Becoming Places by Dovey Kim;

Becoming Places by Dovey Kim;

Author:Dovey, Kim;
Language: eng
Format: epub
ISBN: 446777
Publisher: Taylor & Francis Group
Published: 2009-07-09T00:00:00+00:00


Sidomulyo/Kricak has relatively high levels of social capital and low symbolic capital. This has been a relatively closed place where the deeper alleys of the spatial structure are rarely traversed by outsiders. Leadership remains a male preserve while women work behind the scenes; there is a sense that any change is a threat to current practices of power. The community is subject to internal division into a range of sub-groups based on tenure, class and sexuality. Social capital is highest within the sub-groups but tensions remain between them. Building solidarity between groups and connections with a larger world are key priorities. The festival that coincided with our visit was designed in part to open up the community and to generate connections locally and globally. It was the subject of three television programmes and while there were concerns about how the place would be portrayed, the programmes were generally positive with a focus on the urban artworks. While all residents have access to television and radio, and many work across the city of Yogyakarta, there are few links to other informal settlements locally or globally.

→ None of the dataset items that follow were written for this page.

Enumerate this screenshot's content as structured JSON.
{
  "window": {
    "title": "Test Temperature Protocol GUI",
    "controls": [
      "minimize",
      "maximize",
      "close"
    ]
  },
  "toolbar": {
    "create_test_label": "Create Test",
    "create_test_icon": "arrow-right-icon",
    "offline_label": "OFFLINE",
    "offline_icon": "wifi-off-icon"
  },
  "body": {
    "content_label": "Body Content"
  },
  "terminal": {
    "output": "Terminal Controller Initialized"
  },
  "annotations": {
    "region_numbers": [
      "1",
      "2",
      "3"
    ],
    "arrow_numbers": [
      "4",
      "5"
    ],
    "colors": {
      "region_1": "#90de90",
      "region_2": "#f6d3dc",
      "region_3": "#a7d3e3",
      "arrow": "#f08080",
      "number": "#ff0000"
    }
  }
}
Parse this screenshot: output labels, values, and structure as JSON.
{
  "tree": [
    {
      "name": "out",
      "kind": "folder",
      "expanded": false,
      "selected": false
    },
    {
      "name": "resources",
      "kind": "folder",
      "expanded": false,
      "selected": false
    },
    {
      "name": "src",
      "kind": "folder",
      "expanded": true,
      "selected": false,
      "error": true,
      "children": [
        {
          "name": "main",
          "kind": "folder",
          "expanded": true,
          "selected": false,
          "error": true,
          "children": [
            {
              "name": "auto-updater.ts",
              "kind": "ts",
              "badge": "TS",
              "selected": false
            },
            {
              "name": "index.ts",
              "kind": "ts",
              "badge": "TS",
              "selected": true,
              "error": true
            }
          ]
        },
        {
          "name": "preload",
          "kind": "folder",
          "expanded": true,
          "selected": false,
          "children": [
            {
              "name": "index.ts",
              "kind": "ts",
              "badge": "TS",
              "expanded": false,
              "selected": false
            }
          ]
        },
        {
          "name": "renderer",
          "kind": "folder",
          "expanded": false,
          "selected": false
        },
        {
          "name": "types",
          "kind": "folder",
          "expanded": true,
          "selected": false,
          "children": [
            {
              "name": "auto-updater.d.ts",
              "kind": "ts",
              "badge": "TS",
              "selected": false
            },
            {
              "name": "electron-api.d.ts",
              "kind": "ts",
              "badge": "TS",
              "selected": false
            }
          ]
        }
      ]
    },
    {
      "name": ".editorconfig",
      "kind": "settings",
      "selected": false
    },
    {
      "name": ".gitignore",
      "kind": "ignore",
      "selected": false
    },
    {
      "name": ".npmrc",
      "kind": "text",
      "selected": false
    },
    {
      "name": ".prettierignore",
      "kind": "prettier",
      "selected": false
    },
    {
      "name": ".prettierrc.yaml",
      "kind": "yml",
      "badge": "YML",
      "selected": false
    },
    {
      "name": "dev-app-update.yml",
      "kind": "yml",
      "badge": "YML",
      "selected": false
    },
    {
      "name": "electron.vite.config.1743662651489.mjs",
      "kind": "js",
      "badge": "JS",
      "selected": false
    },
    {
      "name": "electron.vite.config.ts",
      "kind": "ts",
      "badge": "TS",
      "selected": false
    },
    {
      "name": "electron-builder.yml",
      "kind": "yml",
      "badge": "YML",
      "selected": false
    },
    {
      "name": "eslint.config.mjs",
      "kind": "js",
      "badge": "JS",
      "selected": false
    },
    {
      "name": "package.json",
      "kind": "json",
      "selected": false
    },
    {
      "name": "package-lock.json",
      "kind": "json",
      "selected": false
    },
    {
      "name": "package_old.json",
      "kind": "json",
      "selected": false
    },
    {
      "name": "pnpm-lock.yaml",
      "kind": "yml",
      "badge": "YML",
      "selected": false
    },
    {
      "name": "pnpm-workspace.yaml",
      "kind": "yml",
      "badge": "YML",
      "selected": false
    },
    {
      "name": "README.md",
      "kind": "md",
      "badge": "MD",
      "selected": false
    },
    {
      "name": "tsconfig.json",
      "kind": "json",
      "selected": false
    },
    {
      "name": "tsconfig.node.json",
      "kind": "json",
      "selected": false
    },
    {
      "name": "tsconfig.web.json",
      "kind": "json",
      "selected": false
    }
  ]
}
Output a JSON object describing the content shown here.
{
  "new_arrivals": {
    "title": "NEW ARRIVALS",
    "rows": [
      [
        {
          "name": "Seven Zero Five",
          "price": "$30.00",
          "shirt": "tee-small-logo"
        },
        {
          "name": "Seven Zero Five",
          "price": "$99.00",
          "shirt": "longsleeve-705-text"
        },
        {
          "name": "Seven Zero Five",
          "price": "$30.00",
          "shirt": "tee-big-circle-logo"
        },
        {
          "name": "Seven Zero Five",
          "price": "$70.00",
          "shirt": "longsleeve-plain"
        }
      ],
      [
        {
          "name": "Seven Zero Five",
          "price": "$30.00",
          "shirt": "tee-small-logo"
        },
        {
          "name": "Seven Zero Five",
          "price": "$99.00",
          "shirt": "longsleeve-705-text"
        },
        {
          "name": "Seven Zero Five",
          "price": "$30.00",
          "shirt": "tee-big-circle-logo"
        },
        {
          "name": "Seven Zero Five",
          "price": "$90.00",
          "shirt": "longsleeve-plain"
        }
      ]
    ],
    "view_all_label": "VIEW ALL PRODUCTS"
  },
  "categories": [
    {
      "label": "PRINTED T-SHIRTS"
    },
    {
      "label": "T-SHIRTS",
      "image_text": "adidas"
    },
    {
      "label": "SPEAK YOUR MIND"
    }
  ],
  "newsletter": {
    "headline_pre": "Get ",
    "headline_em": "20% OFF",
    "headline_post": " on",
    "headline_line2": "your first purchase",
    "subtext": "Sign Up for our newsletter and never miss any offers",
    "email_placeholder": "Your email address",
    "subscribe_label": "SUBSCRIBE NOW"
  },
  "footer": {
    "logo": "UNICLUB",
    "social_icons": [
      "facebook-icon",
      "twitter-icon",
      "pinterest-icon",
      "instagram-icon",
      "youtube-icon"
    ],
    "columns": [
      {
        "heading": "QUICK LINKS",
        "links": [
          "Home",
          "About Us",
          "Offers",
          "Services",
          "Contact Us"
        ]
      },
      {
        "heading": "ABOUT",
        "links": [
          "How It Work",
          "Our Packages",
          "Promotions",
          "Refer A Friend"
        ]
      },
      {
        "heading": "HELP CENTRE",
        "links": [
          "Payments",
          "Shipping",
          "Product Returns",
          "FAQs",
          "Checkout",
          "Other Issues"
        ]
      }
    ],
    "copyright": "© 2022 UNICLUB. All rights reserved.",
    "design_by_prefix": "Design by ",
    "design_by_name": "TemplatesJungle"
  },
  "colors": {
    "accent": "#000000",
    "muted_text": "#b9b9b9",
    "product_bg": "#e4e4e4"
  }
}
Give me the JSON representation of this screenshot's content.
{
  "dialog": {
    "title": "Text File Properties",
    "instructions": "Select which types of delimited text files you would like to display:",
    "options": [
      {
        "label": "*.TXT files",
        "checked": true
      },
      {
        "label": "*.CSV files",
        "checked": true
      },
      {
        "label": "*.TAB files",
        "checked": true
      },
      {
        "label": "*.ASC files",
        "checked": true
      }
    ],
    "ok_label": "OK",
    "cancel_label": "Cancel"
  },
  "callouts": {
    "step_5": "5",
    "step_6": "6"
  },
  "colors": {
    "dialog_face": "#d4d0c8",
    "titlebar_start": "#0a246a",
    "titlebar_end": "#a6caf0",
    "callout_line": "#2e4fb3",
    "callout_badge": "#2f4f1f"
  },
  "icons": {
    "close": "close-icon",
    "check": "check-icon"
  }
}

Land tenure remains a key issue for residents, but it is more informal and deeply labyrinthine than the morphology. The informal sense of ‘ownership’ is everywhere ambiguous and contentious – subject to the play of politics, time, usage, materials, architectural form, rental and ‘lease’. Most residents depict themselves as ‘owners’ or ‘renters’. Yet there are few formal land titles and ‘tenants’ have often built their houses, paying ground rent to ‘owners’ who in many cases hold no formal title. While the mapping of existing land tenure is crucial to the quest for tenure, such clarity can serve a variety of interests. A key dilemma is that the system is based on conflicting and contradictory systems of legitimation of ownership. Squatter housing is like a game where the rules are unclear and the primary goal is security of tenure. Ownership is widely believed to be legitimated by lengthy occupation and by the investment in ‘permanent’ housing. In the absence of formal land tenure, housing plays a key role in the signification of permanence – hence the hierarchy of materials from bamboo and timber to brick, concrete and stucco.

While we have mapped the urban morphology as best we can, to map the tenure accurately is at once difficult and contentious. Difficult because of the ambiguities outlined above; there are so many categories of tenure and none of them can be regarded as ‘freehold’. Very few residents feel at risk of eviction yet the quest for security of tenure is an important issue. The rock-crushing community with some of the least ‘permanent’ housing are fearful that the ‘owner’ will sell the land to someone who will evict them. Others in Kricak feel relatively secure and only lack the legal ‘title’. The Government Lands Office, however, is reluctant to grant new titles since this is seen to encourage more squatting. Pressure on the government in this regard runs the danger of triggering retaliatory evictions.